Presse imprimée: le sempiternel jeu de survie!

Les mutations profondes qui ont marqué le champ médiatique ces dernières décennies ont plongé la presse imprimée dans une crise sans précédent. La révolution numérique   agissant comme un rouleau compresseur a favorisé une pullulation de sites électroniques d’information et a complétement chamboulé le comportement du lectorat.

Ce dernier devient de plus en plus féru de l’information instantanée. Ainsi, l’information n’est plus mesurée par sa qualité, son importance ou sa véracité, mais en termes de clics qu’elle génère. Une telle situation a fait que la majorité des annonceurs ont migré vers la sphère digitale, privant la presse imprimée d’une source importante de ses revenus. D’ailleurs, au Maroc, ces recettes n’ont cessé de baisser année après année, ce qui suscite une sérieuse  préoccupation  sur le devenir du secteur.

En termes plus clairs, les recettes publicitaires ont  connu une baisse significative passant de 20% à 10% en seulement trois ans, soit l’équivalent de 600 millions de DH, alors que le lectorat s’effrite. Et la crise imposée par la pandémie due au Covid-19 a aggravé davantage la santé financière des entreprises de presse. Certains parlent même d’un coup d’estocade.  Il faut dire qu’en dépit de la crise imposée par le confinement sanitaire, les journaux imprimés ont continué à assumer leur mission en adoptant le format PDF diffusé gratuitement sur les plateformes électroniques.

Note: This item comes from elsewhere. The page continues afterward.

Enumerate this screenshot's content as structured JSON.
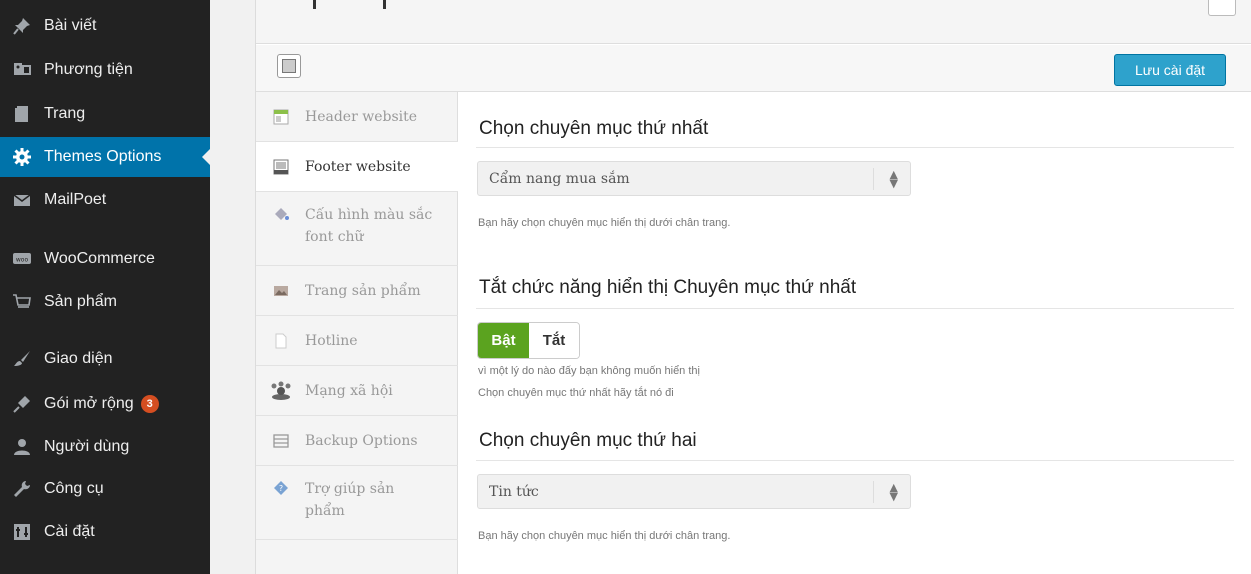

Aujourd’hui, «le grand défi est celui de la survie», comme le souligne Bahia Amrani, présidente de la Fédération marocaine des éditeurs des journaux (FMEJ). Pour elle, il faut mettre en place un «Plan Marshall»  pour sauver la presse en général». «Les professionnels doivent le concevoir dans le cadre d’une large concertation et le défendre auprès de tous les potentiels intervenants concernés par sa mise en œuvre», note-t-elle en substance.

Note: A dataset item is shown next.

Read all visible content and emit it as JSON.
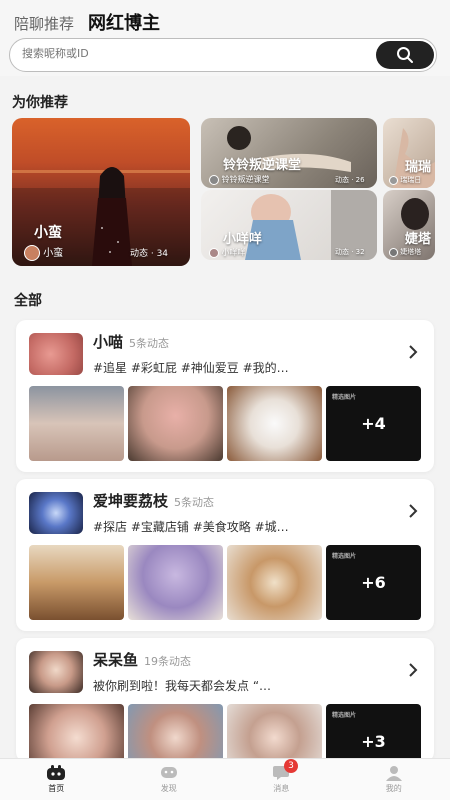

Même son de cloche chez Fatima Zahra Ouriaghli, directrice de la publication «Finances News Hebdo» qui met l’accent sur trois composantes pour sauver la presse : les pouvoirs publics, les entreprises de presse et les journalistes. «Ces trois composantes doivent intégrer le rôle que joue la profession pour défendre et protéger la démocratie et la liberté d’expression», indique-t-elle. Et d’ajouter que Fatima Zahra Ouriaghli, directrice de la publication «Finances News Hebdo» «l’Etat est tenu d’accompagner «valablement» les entreprises de presse structurées afin qu’elles puissent s’acquitter de  leur noble mission qui est d’informer juste».

Sauvez la presse, requiert également de revoir le business-modèle. Cela étant, «l’offre gratuite de l’information en se contentant des recettes publicitaires est un modèle caduc», souligne Nourredine Miftah, président de la Commission de l’entreprise de presse et de la mise à niveau du secteur au sein du Conseil national de la presse (CNP).

«Les entreprises de presse doivent diversifier leurs offres pour qu’elles soient partagées entre le format papier et celui PDF», affirme-t-il. Elles sont également  tenues à développer le volet électronique pour se mettre au diapason du diktat technologique et ce en créant  des chaines digitales, des radios en ligne tout en veillant au développement de l’abonnement via le net» insiste le fondateur de l’hebdomadaire arabophone «Al Ayame».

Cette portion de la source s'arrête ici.